The first workshop I attended was “Coming to America: Finding Your Ancestor's Arrival Record on Ancestry.com” by Juliana Szucs Smith.
Juliana discussed the differences in arrival records throughout the history of America. Pre-1820 are the hardest to find, as manifests were not required and those that were created did not tend to survive. One of her tips was to check works such as the Great Migration Project and old publications for abstracts of lists.
In 1820, passenger lists were required. Although there is not a lot of information available on these forms, it is always exciting to see your ancestors name listed. One of Juliana’s best tips for this era is to look at the end of passenger lists, where births and deaths that occurred on board are often located.
In the 1890s, manifests expanded to include information such as marital status, last residence, final destination, if they had been in the US before, name of relative they were joining, ethnic background, and the name & address of a relative in the old country.

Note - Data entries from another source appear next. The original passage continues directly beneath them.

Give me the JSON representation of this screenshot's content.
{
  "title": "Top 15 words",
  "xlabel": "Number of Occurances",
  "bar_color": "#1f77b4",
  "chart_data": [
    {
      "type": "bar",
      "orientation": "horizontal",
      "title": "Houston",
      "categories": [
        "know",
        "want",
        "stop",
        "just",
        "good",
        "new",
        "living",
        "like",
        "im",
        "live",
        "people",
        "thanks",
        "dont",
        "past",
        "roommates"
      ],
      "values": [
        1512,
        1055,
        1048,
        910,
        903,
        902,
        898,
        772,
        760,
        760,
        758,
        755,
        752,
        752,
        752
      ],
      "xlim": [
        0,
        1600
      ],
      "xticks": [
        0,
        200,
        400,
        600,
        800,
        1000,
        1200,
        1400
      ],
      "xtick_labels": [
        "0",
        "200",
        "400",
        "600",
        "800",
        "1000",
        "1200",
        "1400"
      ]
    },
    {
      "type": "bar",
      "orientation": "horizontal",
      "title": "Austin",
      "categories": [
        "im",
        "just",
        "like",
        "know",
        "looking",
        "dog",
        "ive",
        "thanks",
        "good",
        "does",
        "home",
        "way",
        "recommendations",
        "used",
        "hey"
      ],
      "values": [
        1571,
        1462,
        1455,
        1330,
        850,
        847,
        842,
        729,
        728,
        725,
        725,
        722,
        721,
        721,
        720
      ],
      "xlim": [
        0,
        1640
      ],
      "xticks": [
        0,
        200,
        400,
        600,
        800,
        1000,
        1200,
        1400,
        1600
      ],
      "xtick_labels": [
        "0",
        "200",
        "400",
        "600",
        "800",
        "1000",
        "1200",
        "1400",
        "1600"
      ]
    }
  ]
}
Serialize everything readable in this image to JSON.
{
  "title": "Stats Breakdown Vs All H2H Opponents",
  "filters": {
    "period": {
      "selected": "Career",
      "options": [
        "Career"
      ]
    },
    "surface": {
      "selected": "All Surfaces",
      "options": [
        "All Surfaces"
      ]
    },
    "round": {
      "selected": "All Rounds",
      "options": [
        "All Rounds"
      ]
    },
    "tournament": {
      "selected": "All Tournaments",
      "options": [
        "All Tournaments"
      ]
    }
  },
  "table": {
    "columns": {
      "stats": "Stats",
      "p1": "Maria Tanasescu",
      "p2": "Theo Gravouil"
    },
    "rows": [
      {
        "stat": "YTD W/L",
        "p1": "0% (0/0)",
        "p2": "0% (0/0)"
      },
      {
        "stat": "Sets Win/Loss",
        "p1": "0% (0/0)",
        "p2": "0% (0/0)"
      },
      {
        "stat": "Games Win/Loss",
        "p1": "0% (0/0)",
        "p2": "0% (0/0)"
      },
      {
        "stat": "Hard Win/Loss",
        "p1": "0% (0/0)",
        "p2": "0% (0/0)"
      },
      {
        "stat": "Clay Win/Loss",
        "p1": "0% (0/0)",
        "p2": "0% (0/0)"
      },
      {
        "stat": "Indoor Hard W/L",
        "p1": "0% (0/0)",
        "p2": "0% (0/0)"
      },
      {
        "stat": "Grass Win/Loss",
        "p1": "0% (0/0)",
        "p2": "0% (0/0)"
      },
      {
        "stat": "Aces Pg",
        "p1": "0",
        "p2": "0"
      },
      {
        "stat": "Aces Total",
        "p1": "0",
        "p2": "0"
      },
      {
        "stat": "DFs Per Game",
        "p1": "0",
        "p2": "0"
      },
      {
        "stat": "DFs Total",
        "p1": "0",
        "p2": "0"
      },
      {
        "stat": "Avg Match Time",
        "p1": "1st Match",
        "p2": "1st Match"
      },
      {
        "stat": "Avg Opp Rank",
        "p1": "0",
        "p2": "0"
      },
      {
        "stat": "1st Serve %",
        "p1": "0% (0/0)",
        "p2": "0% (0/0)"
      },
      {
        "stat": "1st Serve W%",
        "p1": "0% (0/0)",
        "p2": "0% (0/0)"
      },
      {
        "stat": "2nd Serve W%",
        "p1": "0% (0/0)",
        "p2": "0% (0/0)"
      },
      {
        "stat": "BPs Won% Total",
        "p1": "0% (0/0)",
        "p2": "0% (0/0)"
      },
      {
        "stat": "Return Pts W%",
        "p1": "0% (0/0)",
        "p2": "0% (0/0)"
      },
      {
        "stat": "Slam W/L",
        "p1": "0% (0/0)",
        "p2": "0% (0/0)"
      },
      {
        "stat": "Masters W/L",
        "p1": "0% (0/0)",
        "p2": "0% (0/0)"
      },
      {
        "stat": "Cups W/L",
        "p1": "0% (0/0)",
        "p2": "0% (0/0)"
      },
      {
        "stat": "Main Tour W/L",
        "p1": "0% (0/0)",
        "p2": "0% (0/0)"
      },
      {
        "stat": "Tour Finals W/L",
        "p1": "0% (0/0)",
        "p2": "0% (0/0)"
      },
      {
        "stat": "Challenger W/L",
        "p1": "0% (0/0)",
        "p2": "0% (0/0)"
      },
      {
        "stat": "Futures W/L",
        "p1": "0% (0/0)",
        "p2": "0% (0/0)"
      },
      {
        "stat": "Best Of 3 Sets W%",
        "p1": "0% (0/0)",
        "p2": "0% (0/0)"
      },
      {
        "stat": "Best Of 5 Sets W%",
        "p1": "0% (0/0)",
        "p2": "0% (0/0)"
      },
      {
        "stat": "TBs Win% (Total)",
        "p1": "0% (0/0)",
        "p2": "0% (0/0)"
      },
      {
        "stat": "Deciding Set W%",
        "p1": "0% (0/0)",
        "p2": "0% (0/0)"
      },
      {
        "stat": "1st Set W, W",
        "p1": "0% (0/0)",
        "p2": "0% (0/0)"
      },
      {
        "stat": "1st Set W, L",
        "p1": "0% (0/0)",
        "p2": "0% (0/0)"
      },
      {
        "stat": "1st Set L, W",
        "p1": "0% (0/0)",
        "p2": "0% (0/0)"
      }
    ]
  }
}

These more recent lists can help your research tremendously.
It is also important to remember that not all immigrants came straight to the USA. It was cheaper to travel to Canada or Mexico, so many people went through there first. Ancestry.com has passenger lists and border crossing lists for these countries as well.
Just like today, it is possible that your ancestors went back to their homeland many times and will be found on a multitude of passenger lists (or border crossings). Passports were also popular around the World Wars for those traveling back home so that they could easily get back to the US. Ancestry.com has these, as well, and the best of these even have photographs attached.
For more information on immigration, check out the Oral History Project by Ellis Island, Theshipslist.com, Jewishgen.org/infofiles/manifests, Germanroots.com/ei.html and books such as They Came in Ships, Forgotten Doors and Germans to America.